In the bestiaries of the Middle Ages, the unicorn was a violent beast that could be coaxed into a tranquil slumber only by a virgin woman — at which point hunters would harvest its horn for its various medicinal properties. Yay.
Today’s startup unicorns — those that achieve $1B+ valuations — are having their own struggles.
A startup’s ultimate goal is to “exit,” resulting in an ROI for investors and founders either through an acquisition or IPO — but that’s tricky for any startup. Carta tracked 4,369 US startups founded in 2018. Of those, 2,707 have shut down, and just 15 have IPO’d.
Unicorns — like their mythological namesake — are supposed to be rare, yet a covid-era boom in VC spending saw 354+ companies achieve unicorn status in 2021, per Bloomberg.

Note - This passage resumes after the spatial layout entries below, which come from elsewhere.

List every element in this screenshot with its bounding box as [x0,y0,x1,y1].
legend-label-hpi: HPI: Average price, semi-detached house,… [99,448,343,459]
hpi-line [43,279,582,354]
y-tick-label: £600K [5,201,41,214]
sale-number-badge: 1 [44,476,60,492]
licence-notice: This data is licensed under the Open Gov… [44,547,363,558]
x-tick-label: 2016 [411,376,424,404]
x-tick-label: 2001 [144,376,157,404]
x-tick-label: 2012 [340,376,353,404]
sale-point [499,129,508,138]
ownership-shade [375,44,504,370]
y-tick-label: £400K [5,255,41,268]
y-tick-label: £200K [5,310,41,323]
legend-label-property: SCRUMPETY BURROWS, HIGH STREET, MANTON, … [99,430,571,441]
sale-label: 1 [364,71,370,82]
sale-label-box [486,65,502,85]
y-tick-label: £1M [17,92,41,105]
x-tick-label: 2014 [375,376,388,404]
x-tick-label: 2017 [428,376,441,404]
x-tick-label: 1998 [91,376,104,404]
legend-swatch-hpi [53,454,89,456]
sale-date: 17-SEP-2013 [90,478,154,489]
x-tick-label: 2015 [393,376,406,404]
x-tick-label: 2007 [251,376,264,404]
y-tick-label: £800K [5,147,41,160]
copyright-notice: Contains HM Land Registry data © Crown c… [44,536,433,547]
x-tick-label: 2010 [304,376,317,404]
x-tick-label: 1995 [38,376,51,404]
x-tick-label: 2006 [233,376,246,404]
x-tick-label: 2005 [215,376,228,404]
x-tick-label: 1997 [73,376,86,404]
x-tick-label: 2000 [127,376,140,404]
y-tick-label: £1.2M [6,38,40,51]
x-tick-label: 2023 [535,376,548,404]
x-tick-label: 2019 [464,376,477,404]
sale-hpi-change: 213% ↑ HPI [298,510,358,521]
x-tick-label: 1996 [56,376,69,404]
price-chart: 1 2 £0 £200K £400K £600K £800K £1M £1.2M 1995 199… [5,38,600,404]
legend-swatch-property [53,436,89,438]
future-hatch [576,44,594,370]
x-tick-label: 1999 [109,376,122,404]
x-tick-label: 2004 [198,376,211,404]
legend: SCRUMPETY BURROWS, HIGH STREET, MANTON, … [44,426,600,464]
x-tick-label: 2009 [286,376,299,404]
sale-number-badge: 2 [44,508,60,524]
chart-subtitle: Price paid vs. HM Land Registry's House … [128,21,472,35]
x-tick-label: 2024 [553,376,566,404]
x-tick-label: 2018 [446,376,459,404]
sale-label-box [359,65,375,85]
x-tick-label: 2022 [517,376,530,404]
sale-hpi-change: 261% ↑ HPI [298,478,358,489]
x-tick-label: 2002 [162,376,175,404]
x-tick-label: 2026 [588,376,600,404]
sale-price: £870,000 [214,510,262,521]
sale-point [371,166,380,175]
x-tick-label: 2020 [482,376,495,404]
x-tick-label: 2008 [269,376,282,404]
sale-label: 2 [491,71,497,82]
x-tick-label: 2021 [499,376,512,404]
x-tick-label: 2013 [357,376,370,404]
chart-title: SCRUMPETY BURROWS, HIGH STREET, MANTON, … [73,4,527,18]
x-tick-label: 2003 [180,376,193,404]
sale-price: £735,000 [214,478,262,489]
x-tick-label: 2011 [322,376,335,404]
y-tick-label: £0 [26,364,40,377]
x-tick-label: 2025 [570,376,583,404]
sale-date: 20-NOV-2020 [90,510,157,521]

Since then, high interest rates have dried up VC funding for sectors aside from tech’s buzziest — AI, of course. Many once-high-flying startups have been acquired for much less, lost considerable value, or collapsed.
Of 2021’s unicorns, fewer than 30% have raised funding in the last three years, per Carta data.
… let’s get back to the supposed rarity of a unicorn. Many startups are likely overvalued, according to experts.
How does that happen? Some startups make generous promises to preferred shareholders, rendering common shares “nearly worthless.” Stanford Business offered this example:
Bloomberg is calling this the “era of the zombie unicorn,” in which startups — many of which are still unprofitable — are struggling to find funding among more conservative investors.
They’re forced to agree to low-value acquisitions, raise at lower valuations, or take unfavorable deals — e.g., those that require changes in ownership or pay-to-play from previous investors. That is, unless there’s another boom like covid, but hopefully… not covid.